Law relating to this document
Leading statutory authority Disability Discrimination Act 1995 (DDA)
- Under the DDA, disability discrimination occurs where a disabled person is treated less favourably on the ground of his or her disability, or is treated less favourably for a reason relating to his or her disability and that treatment is not justified, or where the employer has failed to make reasonable adjustments.
- The duty to make reasonable adjustments arises where a provision, criterion or practice applied by or on behalf of an employer, or any physical feature of premises occupied by the employer, places the disabled person concerned at a substantial disadvantage in comparison with persons who are not disabled.
- The employer should take such steps as are reasonable, in all the circumstances, to prevent the provision, criterion or practice, or feature from having that effect.
- Assistance dogs should be accommodated where this is a reasonable and proportionate means of removing the barriers that place a disabled person at a disadvantage.
- Most assistance dog associations want to ensure that the work location and work type is suitable for the assistance dog and employee, recognising that this is in the best interests of all parties. Employers should accommodate visits from the assistance dog association for this purpose.
- Many industry bodies have established positions on assistance dogs that may be of help in drafting sector-specific policies. For example, the Chartered Institute of Environmental Health recommends that assistance dogs be exempt from ‘no dogs’ policies.
- In relation to toilet breaks, legislation exempts people who rely on assistance dogs from the responsibility of removing their dog’s waste from public places.
- Assistance dogs are normally insured through their assistance dog association for any third-party incidents. Employers should check with the appropriate organisation.
- Assistance Dogs (UK) has established codes of practice for working dogs, so should be consulted for guidance on issues relating to assistance dogs.
Advice from the Employers’ Forum on Disability (EFD)
The scenarios below are based on queries to EFD’s Disability Directions information service, which gives EFD members practical advice and expert advice on disability, employment and customers.
An employee who uses a guide dog will be working in a new open-plan office. Another employee has approached us and said that he has an allergy to dogs.
As an employer, you may have obligations under the DDA towards both employees, and you will need to find a way of accommodating both.

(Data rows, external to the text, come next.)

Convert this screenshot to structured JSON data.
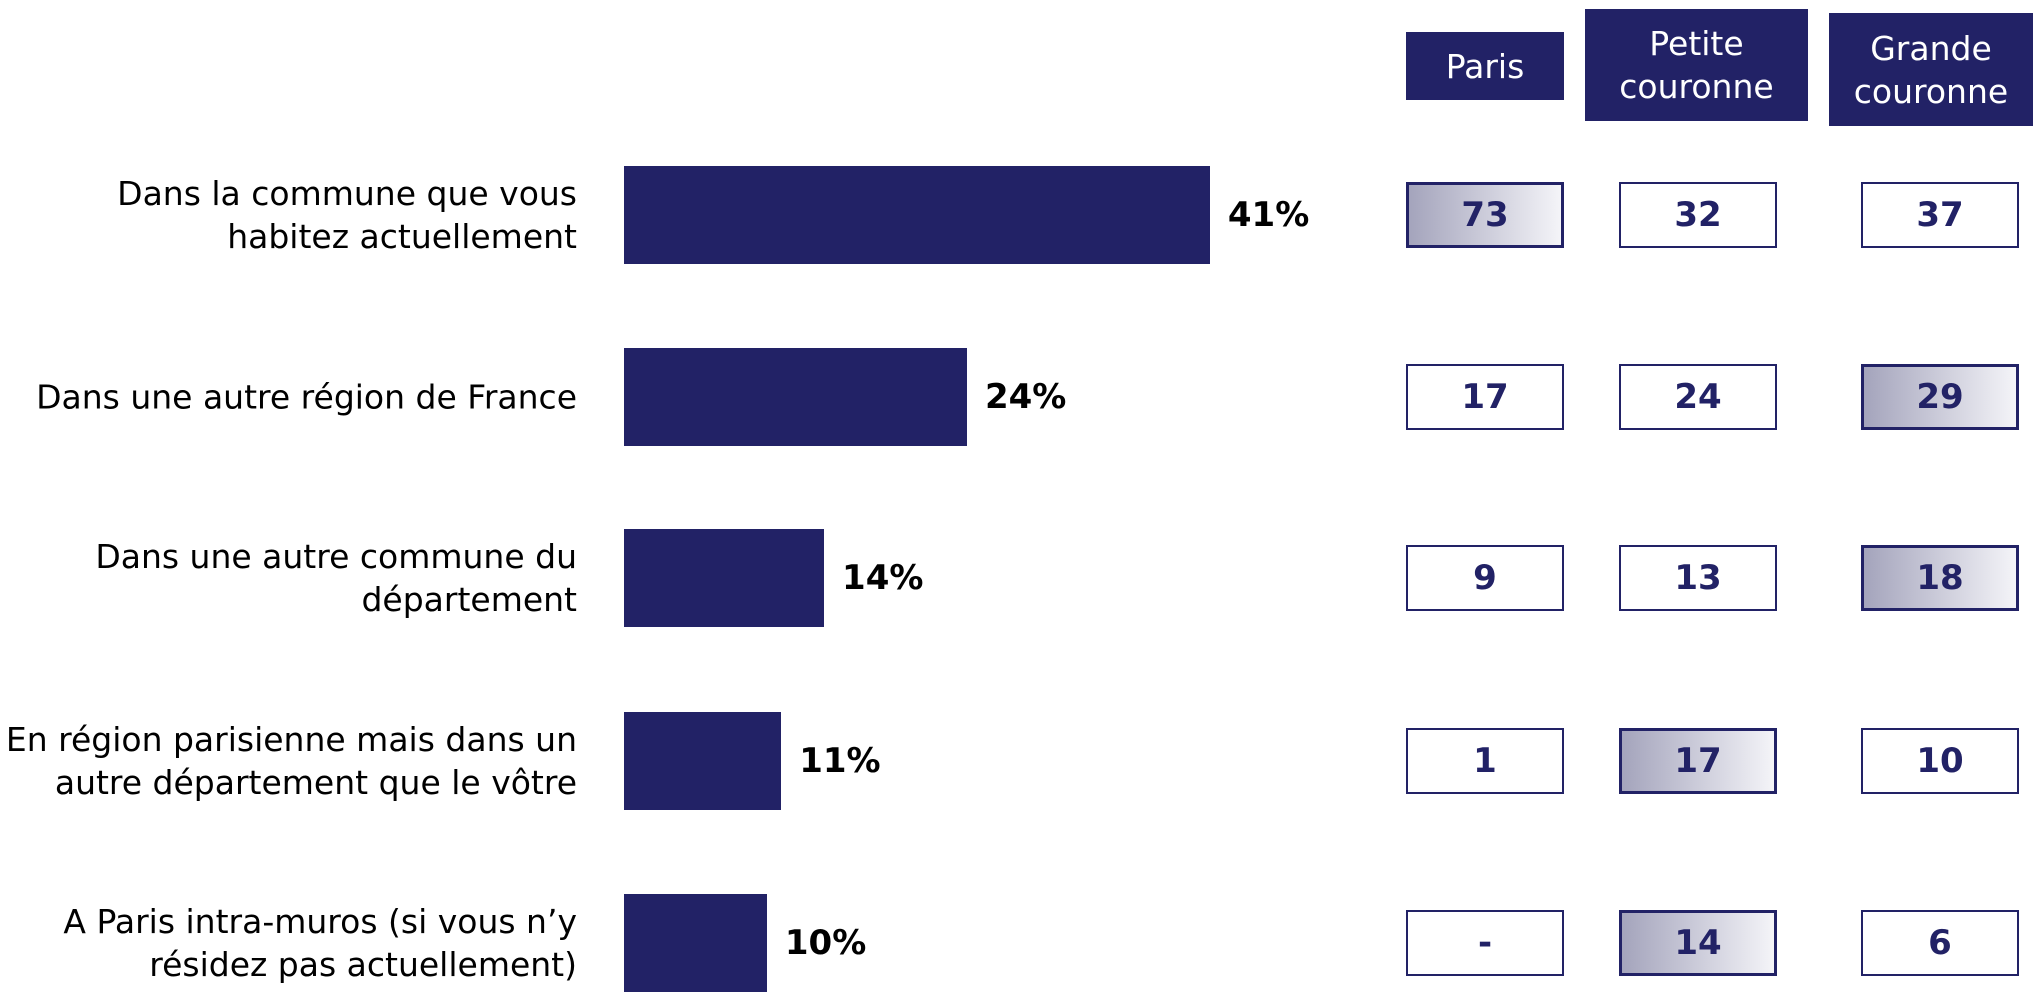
{
  "chart_data": {
    "type": "bar",
    "orientation": "horizontal",
    "color": "#222266",
    "categories": [
      "Dans la commune que vous habitez actuellement",
      "Dans une autre région de France",
      "Dans une autre commune du département",
      "En région parisienne mais dans un autre département que le vôtre",
      "A Paris intra-muros (si vous n’y résidez pas actuellement)"
    ],
    "values": [
      41,
      24,
      14,
      11,
      10
    ],
    "value_labels": [
      "41%",
      "24%",
      "14%",
      "11%",
      "10%"
    ]
  },
  "table": {
    "columns": [
      "Paris",
      "Petite couronne",
      "Grande couronne"
    ],
    "rows": [
      [
        "73",
        "32",
        "37"
      ],
      [
        "17",
        "24",
        "29"
      ],
      [
        "9",
        "13",
        "18"
      ],
      [
        "1",
        "17",
        "10"
      ],
      [
        "-",
        "14",
        "6"
      ]
    ],
    "highlighted": [
      [
        true,
        false,
        false
      ],
      [
        false,
        false,
        true
      ],
      [
        false,
        false,
        true
      ],
      [
        false,
        true,
        false
      ],
      [
        false,
        true,
        false
      ]
    ]
  }
}
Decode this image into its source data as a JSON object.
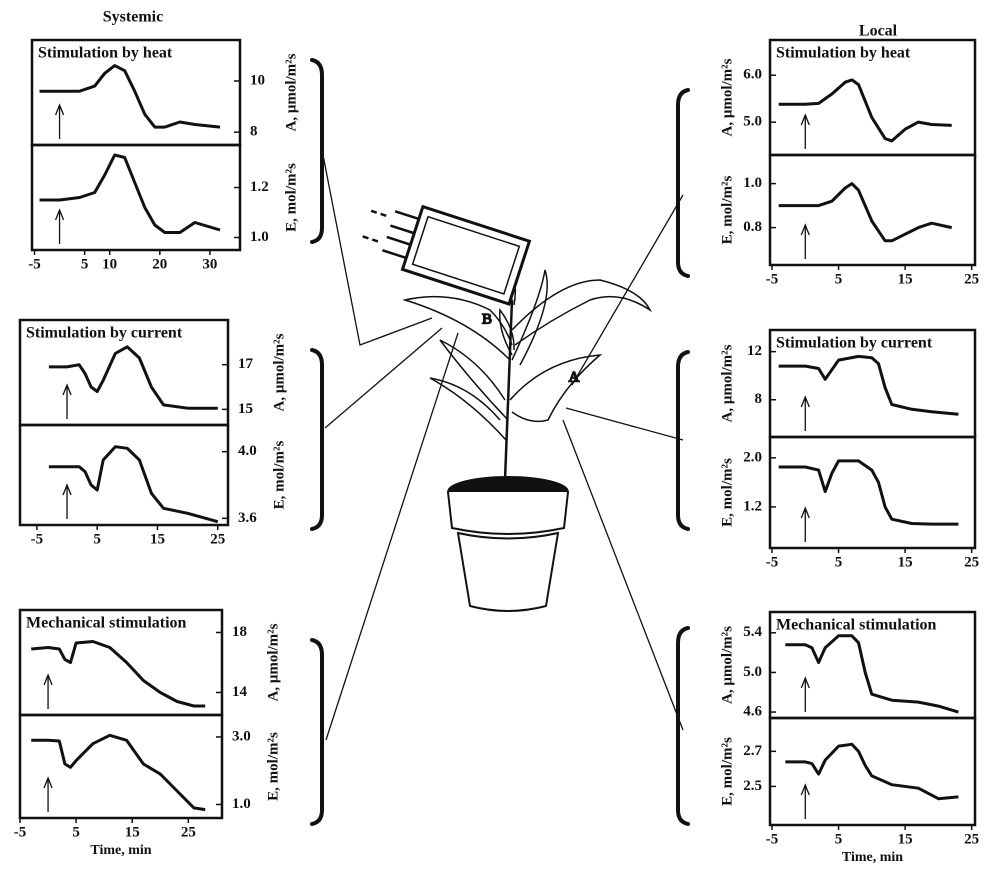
{
  "headings": [
    "Systemic",
    "Local"
  ],
  "plant_labels": [
    "B",
    "A"
  ],
  "chart_data": [
    {
      "type": "line",
      "title": "Stimulation by heat",
      "ylabel": "A, μmol/m²s",
      "x": [
        -4,
        0,
        4,
        7,
        9,
        11,
        13,
        15,
        17,
        19,
        21,
        24,
        27,
        32
      ],
      "values": [
        9.6,
        9.6,
        9.6,
        9.8,
        10.3,
        10.6,
        10.4,
        9.6,
        8.7,
        8.2,
        8.2,
        8.4,
        8.3,
        8.2
      ],
      "xlim": [
        -5.5,
        36
      ],
      "ylim": [
        7.5,
        11.6
      ],
      "yticks": [
        8,
        10
      ]
    },
    {
      "type": "line",
      "ylabel": "E, mol/m²s",
      "x": [
        -4,
        0,
        4,
        7,
        9,
        11,
        13,
        15,
        17,
        19,
        21,
        24,
        27,
        32
      ],
      "values": [
        1.15,
        1.15,
        1.16,
        1.18,
        1.25,
        1.33,
        1.32,
        1.22,
        1.12,
        1.05,
        1.02,
        1.02,
        1.06,
        1.03
      ],
      "xlim": [
        -5.5,
        36
      ],
      "ylim": [
        0.95,
        1.37
      ],
      "yticks": [
        {
          "value": 1,
          "label": "1.0"
        },
        1.2
      ],
      "xticks": [
        -5,
        5,
        10,
        20,
        30
      ]
    },
    {
      "type": "line",
      "title": "Stimulation by current",
      "ylabel": "A, μmol/m²s",
      "x": [
        -3,
        0,
        2,
        3,
        4,
        5,
        6,
        8,
        10,
        12,
        14,
        16,
        20,
        25
      ],
      "values": [
        16.9,
        16.9,
        17.0,
        16.6,
        16.0,
        15.8,
        16.3,
        17.5,
        17.8,
        17.3,
        16.0,
        15.2,
        15.05,
        15.05
      ],
      "xlim": [
        -7.8,
        26.7
      ],
      "ylim": [
        14.3,
        19
      ],
      "yticks": [
        15,
        17
      ]
    },
    {
      "type": "line",
      "ylabel": "E, mol/m²s",
      "x": [
        -3,
        0,
        2,
        3,
        4,
        5,
        6,
        8,
        10,
        12,
        14,
        16,
        20,
        25
      ],
      "values": [
        3.91,
        3.91,
        3.91,
        3.88,
        3.8,
        3.77,
        3.95,
        4.03,
        4.02,
        3.95,
        3.75,
        3.66,
        3.63,
        3.58
      ],
      "xlim": [
        -7.8,
        26.7
      ],
      "ylim": [
        3.56,
        4.16
      ],
      "yticks": [
        3.6,
        {
          "value": 4,
          "label": "4.0"
        }
      ],
      "xticks": [
        -5,
        5,
        15,
        25
      ]
    },
    {
      "type": "line",
      "title": "Mechanical stimulation",
      "ylabel": "A, μmol/m²s",
      "x": [
        -3,
        0,
        2,
        3,
        4,
        5,
        8,
        11,
        14,
        17,
        20,
        23,
        26,
        28
      ],
      "values": [
        16.9,
        17.0,
        16.9,
        16.2,
        16.0,
        17.3,
        17.4,
        17.0,
        16.0,
        14.8,
        14.0,
        13.4,
        13.1,
        13.1
      ],
      "xlim": [
        -5,
        31
      ],
      "ylim": [
        12.5,
        19.5
      ],
      "yticks": [
        14,
        18
      ]
    },
    {
      "type": "line",
      "ylabel": "E, mol/m²s",
      "x": [
        -3,
        0,
        2,
        3,
        4,
        5,
        8,
        11,
        14,
        17,
        20,
        23,
        26,
        28
      ],
      "values": [
        2.9,
        2.9,
        2.88,
        2.2,
        2.1,
        2.3,
        2.8,
        3.05,
        2.9,
        2.2,
        1.9,
        1.4,
        0.9,
        0.85
      ],
      "xlim": [
        -5,
        31
      ],
      "ylim": [
        0.6,
        3.65
      ],
      "yticks": [
        {
          "value": 1,
          "label": "1.0"
        },
        {
          "value": 3,
          "label": "3.0"
        }
      ],
      "xticks": [
        -5,
        5,
        15,
        25
      ],
      "xlabel": "Time, min"
    },
    {
      "type": "line",
      "title": "Stimulation by heat",
      "ylabel": "A, μmol/m²s",
      "x": [
        -4,
        0,
        2,
        4,
        6,
        7,
        8,
        10,
        12,
        13,
        15,
        17,
        19,
        22
      ],
      "values": [
        5.38,
        5.38,
        5.4,
        5.6,
        5.85,
        5.9,
        5.8,
        5.1,
        4.65,
        4.6,
        4.85,
        5.0,
        4.95,
        4.93
      ],
      "xlim": [
        -5.3,
        25.5
      ],
      "ylim": [
        4.3,
        6.75
      ],
      "yticks": [
        {
          "value": 5,
          "label": "5.0"
        },
        {
          "value": 6,
          "label": "6.0"
        }
      ]
    },
    {
      "type": "line",
      "ylabel": "E, mol/m²s",
      "x": [
        -4,
        0,
        2,
        4,
        6,
        7,
        8,
        10,
        12,
        13,
        15,
        17,
        19,
        22
      ],
      "values": [
        0.9,
        0.9,
        0.9,
        0.92,
        0.98,
        1.0,
        0.97,
        0.83,
        0.74,
        0.74,
        0.77,
        0.8,
        0.82,
        0.8
      ],
      "xlim": [
        -5.3,
        25.5
      ],
      "ylim": [
        0.63,
        1.13
      ],
      "yticks": [
        0.8,
        {
          "value": 1,
          "label": "1.0"
        }
      ],
      "xticks": [
        -5,
        5,
        15,
        25
      ]
    },
    {
      "type": "line",
      "title": "Stimulation by current",
      "ylabel": "A, μmol/m²s",
      "x": [
        -4,
        0,
        2,
        3,
        4,
        5,
        8,
        10,
        11,
        12,
        13,
        16,
        19,
        23
      ],
      "values": [
        10.8,
        10.8,
        10.6,
        9.7,
        10.5,
        11.3,
        11.6,
        11.5,
        11.0,
        9.0,
        7.6,
        7.2,
        7.0,
        6.8
      ],
      "xlim": [
        -5.3,
        25.5
      ],
      "ylim": [
        4.9,
        13.8
      ],
      "yticks": [
        8,
        12
      ]
    },
    {
      "type": "line",
      "ylabel": "E, mol/m²s",
      "x": [
        -4,
        0,
        2,
        3,
        4,
        5,
        8,
        10,
        11,
        12,
        13,
        16,
        19,
        23
      ],
      "values": [
        1.85,
        1.85,
        1.8,
        1.45,
        1.75,
        1.95,
        1.95,
        1.8,
        1.6,
        1.2,
        1.0,
        0.93,
        0.92,
        0.92
      ],
      "xlim": [
        -5.3,
        25.5
      ],
      "ylim": [
        0.53,
        2.34
      ],
      "yticks": [
        1.2,
        {
          "value": 2,
          "label": "2.0"
        }
      ],
      "xticks": [
        -5,
        5,
        15,
        25
      ]
    },
    {
      "type": "line",
      "title": "Mechanical stimulation",
      "ylabel": "A, μmol/m²s",
      "x": [
        -3,
        0,
        1,
        2,
        3,
        5,
        7,
        8,
        9,
        10,
        13,
        17,
        20,
        23
      ],
      "values": [
        5.28,
        5.28,
        5.25,
        5.1,
        5.25,
        5.37,
        5.37,
        5.3,
        5.0,
        4.78,
        4.72,
        4.7,
        4.66,
        4.6
      ],
      "xlim": [
        -5.3,
        25.5
      ],
      "ylim": [
        4.54,
        5.61
      ],
      "yticks": [
        4.6,
        {
          "value": 5,
          "label": "5.0"
        },
        5.4
      ]
    },
    {
      "type": "line",
      "ylabel": "E, mol/m²s",
      "x": [
        -3,
        0,
        1,
        2,
        3,
        5,
        7,
        8,
        9,
        10,
        13,
        17,
        20,
        23
      ],
      "values": [
        2.64,
        2.64,
        2.63,
        2.57,
        2.65,
        2.73,
        2.74,
        2.7,
        2.62,
        2.56,
        2.51,
        2.49,
        2.43,
        2.44
      ],
      "xlim": [
        -5.3,
        25.5
      ],
      "ylim": [
        2.28,
        2.89
      ],
      "yticks": [
        2.5,
        2.7
      ],
      "xticks": [
        -5,
        5,
        15,
        25
      ],
      "xlabel": "Time, min"
    }
  ]
}
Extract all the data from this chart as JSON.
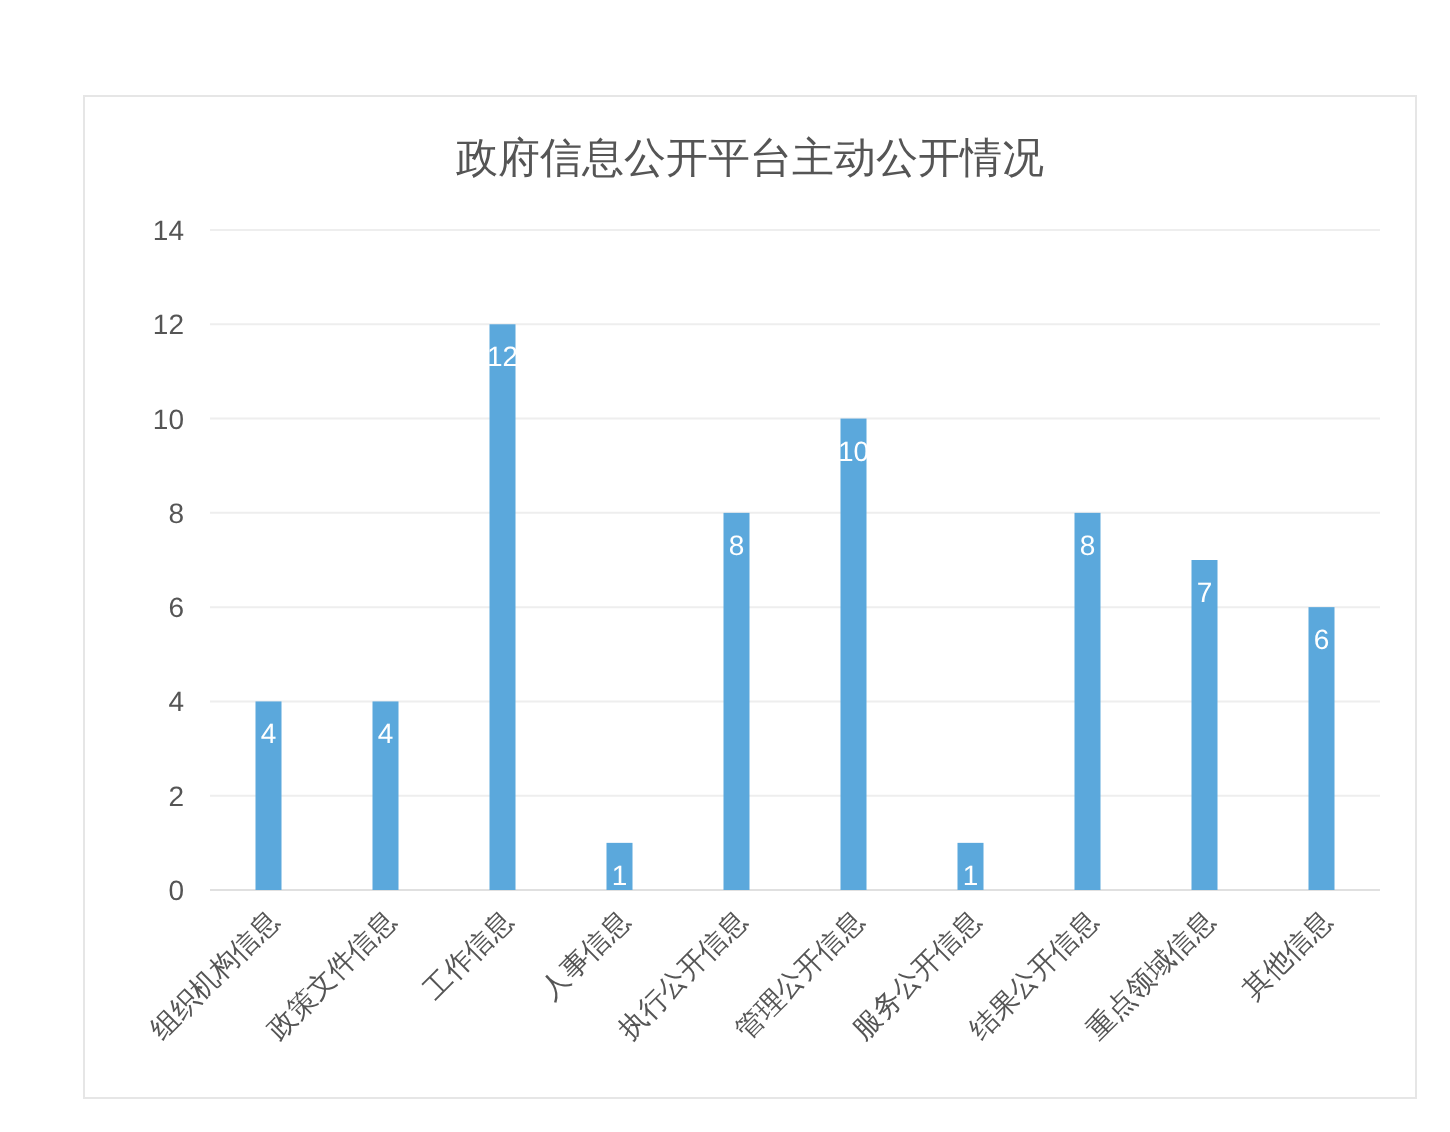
{
  "chart_data": {
    "type": "bar",
    "title": "政府信息公开平台主动公开情况",
    "categories": [
      "组织机构信息",
      "政策文件信息",
      "工作信息",
      "人事信息",
      "执行公开信息",
      "管理公开信息",
      "服务公开信息",
      "结果公开信息",
      "重点领域信息",
      "其他信息"
    ],
    "values": [
      4,
      4,
      12,
      1,
      8,
      10,
      1,
      8,
      7,
      6
    ],
    "color": "#5ba8dc",
    "ylim": [
      0,
      14
    ],
    "yticks": [
      0,
      2,
      4,
      6,
      8,
      10,
      12,
      14
    ],
    "grid": "y",
    "data_labels": true
  }
}
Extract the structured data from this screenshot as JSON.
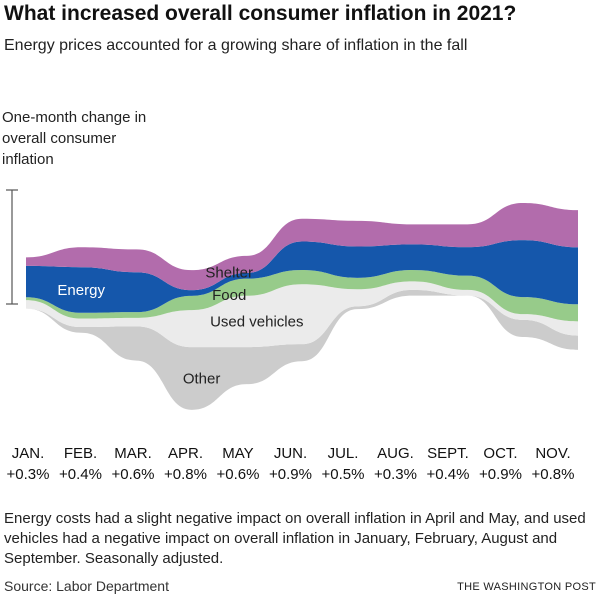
{
  "title": "What increased overall consumer inflation in 2021?",
  "subtitle": "Energy prices accounted for a growing share of inflation in the fall",
  "y_label": [
    "One-month change in",
    "overall consumer",
    "inflation"
  ],
  "note": "Energy costs had a slight negative impact on overall inflation in April and May, and used vehicles had a negative impact on overall inflation in January, February, August and September. Seasonally adjusted.",
  "source": "Source: Labor Department",
  "brand": "THE WASHINGTON POST",
  "chart_data": {
    "type": "area",
    "subtype": "streamgraph",
    "categories": [
      "JAN.",
      "FEB.",
      "MAR.",
      "APR.",
      "MAY",
      "JUN.",
      "JUL.",
      "AUG.",
      "SEPT.",
      "OCT.",
      "NOV."
    ],
    "totals": [
      "+0.3%",
      "+0.4%",
      "+0.6%",
      "+0.8%",
      "+0.6%",
      "+0.9%",
      "+0.5%",
      "+0.3%",
      "+0.4%",
      "+0.9%",
      "+0.8%"
    ],
    "series": [
      {
        "name": "Other",
        "color": "#cccccc",
        "values": [
          0.0,
          0.02,
          0.12,
          0.22,
          0.13,
          0.06,
          0.01,
          -0.02,
          0.0,
          0.06,
          0.05
        ]
      },
      {
        "name": "Used vehicles",
        "color": "#ebebeb",
        "values": [
          -0.03,
          -0.03,
          0.03,
          0.13,
          0.18,
          0.21,
          0.06,
          -0.03,
          -0.02,
          0.02,
          0.05
        ]
      },
      {
        "name": "Food",
        "color": "#97cb8a",
        "values": [
          0.01,
          0.02,
          0.02,
          0.05,
          0.06,
          0.05,
          0.04,
          0.04,
          0.05,
          0.06,
          0.06
        ]
      },
      {
        "name": "Energy",
        "color": "#1557ab",
        "values": [
          0.11,
          0.16,
          0.14,
          -0.02,
          -0.02,
          0.1,
          0.11,
          0.09,
          0.1,
          0.2,
          0.2
        ]
      },
      {
        "name": "Shelter",
        "color": "#b26cac",
        "values": [
          0.03,
          0.07,
          0.08,
          0.07,
          0.06,
          0.08,
          0.09,
          0.07,
          0.08,
          0.13,
          0.13
        ]
      }
    ],
    "scale_bar_value": "+0.4%"
  }
}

Talk to the employee with the allergy to find out exactly how they are affected. Is it an issue if they come into physical contact with the dog, or just if they’re in the same room? It may be that you will need to change seating plans or work patterns to accommodate both parties. You will need to investigate the impact that moving locations would have on each employee and their ability to perform their job.
We are recruiting for someone to work in a supermarket. One candidate has performed very well at interview, but they use an assistance dog. The recruiting manager has concerns about the health and safety implications of having an animal in a store that sells food. He is also worried about the reactions of customers.
Fears about health and safety are misplaced in this case. Assistance animals are highly trained. If the employee is the best person for the job then they should be offered the position.
You may need to consider training for colleagues so they know how to interact with the dog (for example, don’t treat it like a pet), and you may need to allocate a manager to deal with any customer concerns. This manager would need to be able to explain all of this to customers if they question why the dog is in the store.